In simpler words, the empirical and the predicted cumulative distribution functions should match, as the dataset size goes to infinity.

Below we plot a range of calibration metrics.

  • Root-mean-squared Calibration Error, rms_cal, gives the root mean squared error of the expected and observed proportions for a given range of quantiles.

  • Mean-absolute Calibration Error, ma_cal, gives the mean absolute error of the expected and observed proportions for a given range of quantiles.

  • Miscalibration Area, miscal_area, if the number of quantiles is the same this is just mean absolute calibration error. Otherwise as the number of quantiles increases this describes area between the curves of predicted and empirical quantiles.

Remarks:

For all calibration metrics a lower value indicates a better calibration of our model.

Sharpness#

Sharpness captures how concentrated the predictive distribution is around its mean and is a property of the predictive distribution only, meaning that it doesn not depend on the ground truth observations.
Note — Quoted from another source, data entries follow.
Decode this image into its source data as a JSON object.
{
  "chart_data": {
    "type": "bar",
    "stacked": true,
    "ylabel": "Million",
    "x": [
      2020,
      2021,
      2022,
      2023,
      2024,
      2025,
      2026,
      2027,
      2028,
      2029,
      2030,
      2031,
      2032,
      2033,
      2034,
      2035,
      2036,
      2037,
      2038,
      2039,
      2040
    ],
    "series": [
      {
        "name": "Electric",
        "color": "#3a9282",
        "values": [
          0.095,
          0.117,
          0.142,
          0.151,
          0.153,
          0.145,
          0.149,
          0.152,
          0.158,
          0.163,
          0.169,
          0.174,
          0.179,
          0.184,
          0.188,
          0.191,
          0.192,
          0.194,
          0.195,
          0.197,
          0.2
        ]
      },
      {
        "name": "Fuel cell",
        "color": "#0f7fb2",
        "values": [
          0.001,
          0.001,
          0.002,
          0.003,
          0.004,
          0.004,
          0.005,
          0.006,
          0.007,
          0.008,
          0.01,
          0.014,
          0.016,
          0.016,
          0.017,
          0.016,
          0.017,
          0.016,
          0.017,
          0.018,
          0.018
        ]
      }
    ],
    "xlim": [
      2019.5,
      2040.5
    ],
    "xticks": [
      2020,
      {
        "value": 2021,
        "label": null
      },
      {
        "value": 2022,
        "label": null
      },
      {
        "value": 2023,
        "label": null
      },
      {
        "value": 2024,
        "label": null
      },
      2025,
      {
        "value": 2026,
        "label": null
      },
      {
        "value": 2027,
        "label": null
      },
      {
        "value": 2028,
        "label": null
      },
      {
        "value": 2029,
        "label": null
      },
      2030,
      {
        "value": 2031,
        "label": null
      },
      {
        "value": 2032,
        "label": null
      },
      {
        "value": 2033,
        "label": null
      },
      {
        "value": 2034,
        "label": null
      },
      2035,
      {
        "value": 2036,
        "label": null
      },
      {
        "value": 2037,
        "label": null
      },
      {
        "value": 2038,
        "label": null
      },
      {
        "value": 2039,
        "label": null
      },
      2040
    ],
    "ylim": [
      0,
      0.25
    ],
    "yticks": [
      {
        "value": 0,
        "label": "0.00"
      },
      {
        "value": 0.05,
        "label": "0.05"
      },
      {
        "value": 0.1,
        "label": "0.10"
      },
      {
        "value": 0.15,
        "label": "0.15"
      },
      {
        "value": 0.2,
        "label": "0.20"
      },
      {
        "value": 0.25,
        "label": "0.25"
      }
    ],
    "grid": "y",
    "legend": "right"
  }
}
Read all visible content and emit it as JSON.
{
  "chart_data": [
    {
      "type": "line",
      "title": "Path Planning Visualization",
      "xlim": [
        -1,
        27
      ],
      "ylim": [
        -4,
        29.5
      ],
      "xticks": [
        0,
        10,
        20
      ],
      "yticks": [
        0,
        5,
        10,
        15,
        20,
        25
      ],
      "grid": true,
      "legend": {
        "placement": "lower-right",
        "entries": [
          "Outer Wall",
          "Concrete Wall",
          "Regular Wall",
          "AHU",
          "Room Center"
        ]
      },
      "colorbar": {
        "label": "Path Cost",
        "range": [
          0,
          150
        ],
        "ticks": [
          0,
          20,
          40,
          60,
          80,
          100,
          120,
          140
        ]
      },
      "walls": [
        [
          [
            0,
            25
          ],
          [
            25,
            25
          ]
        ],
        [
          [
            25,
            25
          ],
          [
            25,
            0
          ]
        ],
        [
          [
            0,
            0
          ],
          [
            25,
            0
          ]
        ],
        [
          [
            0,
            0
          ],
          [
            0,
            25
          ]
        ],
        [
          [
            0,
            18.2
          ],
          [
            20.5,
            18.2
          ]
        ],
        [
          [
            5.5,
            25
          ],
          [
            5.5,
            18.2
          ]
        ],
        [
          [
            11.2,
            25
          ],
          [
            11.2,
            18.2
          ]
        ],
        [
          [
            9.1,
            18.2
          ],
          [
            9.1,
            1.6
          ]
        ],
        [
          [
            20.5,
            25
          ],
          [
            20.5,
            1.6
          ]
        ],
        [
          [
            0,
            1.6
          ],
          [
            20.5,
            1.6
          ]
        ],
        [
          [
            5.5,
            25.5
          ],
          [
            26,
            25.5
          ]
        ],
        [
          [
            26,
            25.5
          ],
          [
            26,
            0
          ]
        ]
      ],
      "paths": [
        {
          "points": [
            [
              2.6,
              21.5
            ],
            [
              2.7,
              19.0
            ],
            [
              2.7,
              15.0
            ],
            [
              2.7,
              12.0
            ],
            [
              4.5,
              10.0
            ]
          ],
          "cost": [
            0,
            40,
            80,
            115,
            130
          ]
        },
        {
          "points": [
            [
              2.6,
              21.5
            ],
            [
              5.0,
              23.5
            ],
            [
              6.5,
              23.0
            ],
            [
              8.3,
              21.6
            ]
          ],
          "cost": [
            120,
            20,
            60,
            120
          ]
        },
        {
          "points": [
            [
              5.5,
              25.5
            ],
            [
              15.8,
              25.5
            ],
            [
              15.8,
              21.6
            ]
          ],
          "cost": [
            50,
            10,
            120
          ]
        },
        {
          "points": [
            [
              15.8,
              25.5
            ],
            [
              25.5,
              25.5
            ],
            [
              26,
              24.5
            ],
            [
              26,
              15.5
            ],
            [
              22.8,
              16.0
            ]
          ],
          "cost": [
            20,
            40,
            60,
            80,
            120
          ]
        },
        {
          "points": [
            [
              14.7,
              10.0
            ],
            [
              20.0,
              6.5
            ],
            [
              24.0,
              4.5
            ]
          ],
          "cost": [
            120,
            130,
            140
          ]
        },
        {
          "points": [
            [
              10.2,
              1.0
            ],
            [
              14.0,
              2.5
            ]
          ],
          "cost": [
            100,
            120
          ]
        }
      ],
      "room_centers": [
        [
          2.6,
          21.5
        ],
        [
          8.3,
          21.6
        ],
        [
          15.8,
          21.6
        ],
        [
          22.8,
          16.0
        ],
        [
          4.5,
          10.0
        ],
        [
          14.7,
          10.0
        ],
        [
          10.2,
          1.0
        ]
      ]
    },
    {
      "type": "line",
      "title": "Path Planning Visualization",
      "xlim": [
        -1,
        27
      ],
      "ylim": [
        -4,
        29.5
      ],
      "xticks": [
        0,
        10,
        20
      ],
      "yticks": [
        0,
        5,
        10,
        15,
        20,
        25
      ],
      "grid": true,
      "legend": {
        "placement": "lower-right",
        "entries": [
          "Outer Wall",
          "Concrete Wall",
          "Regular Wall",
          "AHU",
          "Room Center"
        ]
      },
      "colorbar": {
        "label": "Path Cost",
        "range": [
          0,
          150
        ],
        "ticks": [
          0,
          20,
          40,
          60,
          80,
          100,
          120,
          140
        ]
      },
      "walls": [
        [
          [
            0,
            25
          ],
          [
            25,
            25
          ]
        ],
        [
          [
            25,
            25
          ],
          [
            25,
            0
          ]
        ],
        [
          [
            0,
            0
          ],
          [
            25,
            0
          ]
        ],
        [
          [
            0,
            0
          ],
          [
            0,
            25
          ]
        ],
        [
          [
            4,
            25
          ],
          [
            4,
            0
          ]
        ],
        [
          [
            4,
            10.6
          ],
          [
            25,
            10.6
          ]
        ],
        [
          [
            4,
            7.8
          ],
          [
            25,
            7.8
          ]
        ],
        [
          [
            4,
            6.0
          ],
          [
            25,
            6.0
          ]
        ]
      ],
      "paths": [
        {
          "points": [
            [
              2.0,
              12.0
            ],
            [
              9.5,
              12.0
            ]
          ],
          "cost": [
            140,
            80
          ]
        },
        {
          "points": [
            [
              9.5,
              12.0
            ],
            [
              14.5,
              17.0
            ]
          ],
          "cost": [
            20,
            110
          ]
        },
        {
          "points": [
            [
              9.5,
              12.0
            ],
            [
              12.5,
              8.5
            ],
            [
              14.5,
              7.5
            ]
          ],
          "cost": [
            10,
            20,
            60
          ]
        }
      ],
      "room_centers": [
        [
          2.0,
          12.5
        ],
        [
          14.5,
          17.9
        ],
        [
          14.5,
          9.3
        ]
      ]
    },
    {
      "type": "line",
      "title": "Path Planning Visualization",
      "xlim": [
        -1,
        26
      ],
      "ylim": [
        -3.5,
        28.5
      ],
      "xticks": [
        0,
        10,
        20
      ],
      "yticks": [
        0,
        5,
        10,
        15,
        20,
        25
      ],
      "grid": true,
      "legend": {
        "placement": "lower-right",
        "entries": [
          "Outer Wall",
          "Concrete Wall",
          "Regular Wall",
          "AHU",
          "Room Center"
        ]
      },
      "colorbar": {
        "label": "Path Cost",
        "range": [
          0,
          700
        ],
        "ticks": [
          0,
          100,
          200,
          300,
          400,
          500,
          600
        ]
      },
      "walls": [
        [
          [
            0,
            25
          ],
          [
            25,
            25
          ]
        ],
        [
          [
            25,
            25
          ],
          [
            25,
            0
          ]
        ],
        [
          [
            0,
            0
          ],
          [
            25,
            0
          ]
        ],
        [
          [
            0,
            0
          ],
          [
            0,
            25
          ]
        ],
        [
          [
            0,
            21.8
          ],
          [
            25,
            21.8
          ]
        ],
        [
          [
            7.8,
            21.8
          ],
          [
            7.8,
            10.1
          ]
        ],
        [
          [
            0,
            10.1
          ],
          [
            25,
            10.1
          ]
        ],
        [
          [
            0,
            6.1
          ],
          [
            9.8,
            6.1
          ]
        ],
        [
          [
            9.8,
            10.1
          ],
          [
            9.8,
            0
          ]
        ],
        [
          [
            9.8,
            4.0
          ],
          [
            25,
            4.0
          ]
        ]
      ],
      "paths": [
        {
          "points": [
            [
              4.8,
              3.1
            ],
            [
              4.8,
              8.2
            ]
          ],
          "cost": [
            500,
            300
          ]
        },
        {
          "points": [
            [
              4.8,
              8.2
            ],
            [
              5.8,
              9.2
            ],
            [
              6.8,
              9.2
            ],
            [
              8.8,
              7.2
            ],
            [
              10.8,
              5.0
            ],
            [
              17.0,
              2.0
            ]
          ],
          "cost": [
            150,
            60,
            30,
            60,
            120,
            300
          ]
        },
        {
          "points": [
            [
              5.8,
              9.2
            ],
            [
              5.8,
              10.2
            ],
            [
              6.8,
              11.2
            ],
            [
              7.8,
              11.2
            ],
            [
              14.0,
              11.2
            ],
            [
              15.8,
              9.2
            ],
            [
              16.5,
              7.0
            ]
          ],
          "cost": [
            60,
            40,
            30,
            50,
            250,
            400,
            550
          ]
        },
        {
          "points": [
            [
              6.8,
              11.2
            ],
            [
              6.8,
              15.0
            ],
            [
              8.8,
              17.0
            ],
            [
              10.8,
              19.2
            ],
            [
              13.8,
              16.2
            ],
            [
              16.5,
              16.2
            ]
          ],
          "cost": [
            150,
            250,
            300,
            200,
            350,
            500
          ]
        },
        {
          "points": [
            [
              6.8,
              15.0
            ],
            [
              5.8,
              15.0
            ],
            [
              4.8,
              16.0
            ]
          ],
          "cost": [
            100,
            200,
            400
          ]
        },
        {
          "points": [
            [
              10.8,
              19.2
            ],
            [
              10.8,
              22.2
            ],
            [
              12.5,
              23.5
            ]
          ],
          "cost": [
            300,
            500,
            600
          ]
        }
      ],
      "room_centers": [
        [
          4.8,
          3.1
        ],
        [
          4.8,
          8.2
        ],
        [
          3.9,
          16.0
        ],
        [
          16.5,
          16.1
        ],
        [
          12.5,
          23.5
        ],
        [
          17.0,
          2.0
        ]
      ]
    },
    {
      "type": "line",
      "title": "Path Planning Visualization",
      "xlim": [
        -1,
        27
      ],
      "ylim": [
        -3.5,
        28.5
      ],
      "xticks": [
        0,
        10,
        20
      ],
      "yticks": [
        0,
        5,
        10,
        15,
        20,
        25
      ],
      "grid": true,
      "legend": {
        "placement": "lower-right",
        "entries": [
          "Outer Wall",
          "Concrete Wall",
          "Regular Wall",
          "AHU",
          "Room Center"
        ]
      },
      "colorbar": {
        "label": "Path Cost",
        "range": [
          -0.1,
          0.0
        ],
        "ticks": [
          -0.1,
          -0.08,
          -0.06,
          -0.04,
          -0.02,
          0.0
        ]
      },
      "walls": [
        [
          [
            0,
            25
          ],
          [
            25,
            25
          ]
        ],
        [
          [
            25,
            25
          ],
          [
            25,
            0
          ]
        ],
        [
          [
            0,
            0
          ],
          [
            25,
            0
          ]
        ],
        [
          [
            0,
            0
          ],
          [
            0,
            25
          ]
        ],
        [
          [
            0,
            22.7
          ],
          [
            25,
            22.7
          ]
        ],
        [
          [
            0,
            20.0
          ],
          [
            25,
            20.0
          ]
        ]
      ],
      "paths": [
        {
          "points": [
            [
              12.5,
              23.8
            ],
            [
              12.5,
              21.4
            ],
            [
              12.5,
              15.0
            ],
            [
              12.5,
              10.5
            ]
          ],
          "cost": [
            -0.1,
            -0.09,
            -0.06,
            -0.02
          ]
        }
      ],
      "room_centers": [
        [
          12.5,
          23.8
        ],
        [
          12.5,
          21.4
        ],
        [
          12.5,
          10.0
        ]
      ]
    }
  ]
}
Below a sharpness metric is computed, it returns single scalar which quantifies the average of the standard deviations predicted by our model, \(\sigma_{\theta}\).

It is given by,

sharp \(= \sqrt{\frac{1}{n} \sum_{i=1}^n \sigma_{\theta}(x_i)^2}.\)

Note, that this metric does not compare the empirical variance of the labels, but only yields a measure on our predictive uncertainties.